Beth Darnall, Ph.D., is a Stanford pain scientist, international speaker, evidence-based psychologist, and respected author. She advocates for patient-centered pain care and research.
As an associate professor in the department of anesthesiology, perioperative and pain medicine, Beth is the principal investigator for more than $13 million in National Institutes of Health (NIH) and Patient-Centered Outcomes (PCORI) research awards.
In 2019, she became Chief Science Officer at appliedVR, a digital health company.
One in three individuals worldwide is living with ongoing pain of some type, and pain is relevant to everyone during their lifetime. The goal of her work is to empower patients to best self-manage their pain and reduce opioid use when desired. Beth advocates against broad, forced prescription opioid tapering for people with chronic pain, and in 2018, she led the drafting and submission of a letter to the U.S. Health and Human Services that is published in Pain Medicine.

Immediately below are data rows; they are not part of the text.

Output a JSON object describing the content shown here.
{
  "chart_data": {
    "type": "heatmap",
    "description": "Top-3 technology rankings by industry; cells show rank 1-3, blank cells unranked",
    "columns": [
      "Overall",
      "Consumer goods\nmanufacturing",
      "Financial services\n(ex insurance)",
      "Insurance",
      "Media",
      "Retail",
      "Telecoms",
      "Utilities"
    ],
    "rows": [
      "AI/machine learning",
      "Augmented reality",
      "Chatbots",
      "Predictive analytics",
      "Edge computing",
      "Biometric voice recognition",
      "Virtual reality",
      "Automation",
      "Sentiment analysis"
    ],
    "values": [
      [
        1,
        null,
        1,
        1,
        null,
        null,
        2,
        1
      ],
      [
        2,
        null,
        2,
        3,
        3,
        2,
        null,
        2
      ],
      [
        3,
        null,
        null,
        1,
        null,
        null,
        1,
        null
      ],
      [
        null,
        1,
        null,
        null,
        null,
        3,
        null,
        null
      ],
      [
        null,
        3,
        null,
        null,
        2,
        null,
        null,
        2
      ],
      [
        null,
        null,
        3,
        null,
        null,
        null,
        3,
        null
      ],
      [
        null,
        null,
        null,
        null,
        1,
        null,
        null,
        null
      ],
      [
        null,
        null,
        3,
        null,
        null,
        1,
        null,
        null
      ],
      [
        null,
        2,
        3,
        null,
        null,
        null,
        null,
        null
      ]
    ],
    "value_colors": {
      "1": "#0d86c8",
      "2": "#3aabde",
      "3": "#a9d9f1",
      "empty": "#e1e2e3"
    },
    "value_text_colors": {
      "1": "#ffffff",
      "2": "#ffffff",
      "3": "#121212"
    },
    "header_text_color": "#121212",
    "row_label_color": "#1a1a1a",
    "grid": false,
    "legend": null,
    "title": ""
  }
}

As a pain management specialist, Beth trains other psychologists, physicians, and other health care clinicians on integrating evidence-based behavioral and patient-centered strategies into pain care pathways. Due to popular demand from clinicians, her two-hour, single-session pain psychology class (“Empowered Relief”) is being offered to healthcare clinicians as workshop certification trainings. She creates and investigates digital behavioral pain medicine treats for people with chronic pain and those having surgery.
Having lived through her own chronic pain experience, Beth connects individuals with chronic pain with information and empowerment skills that equip them to live their best life possible.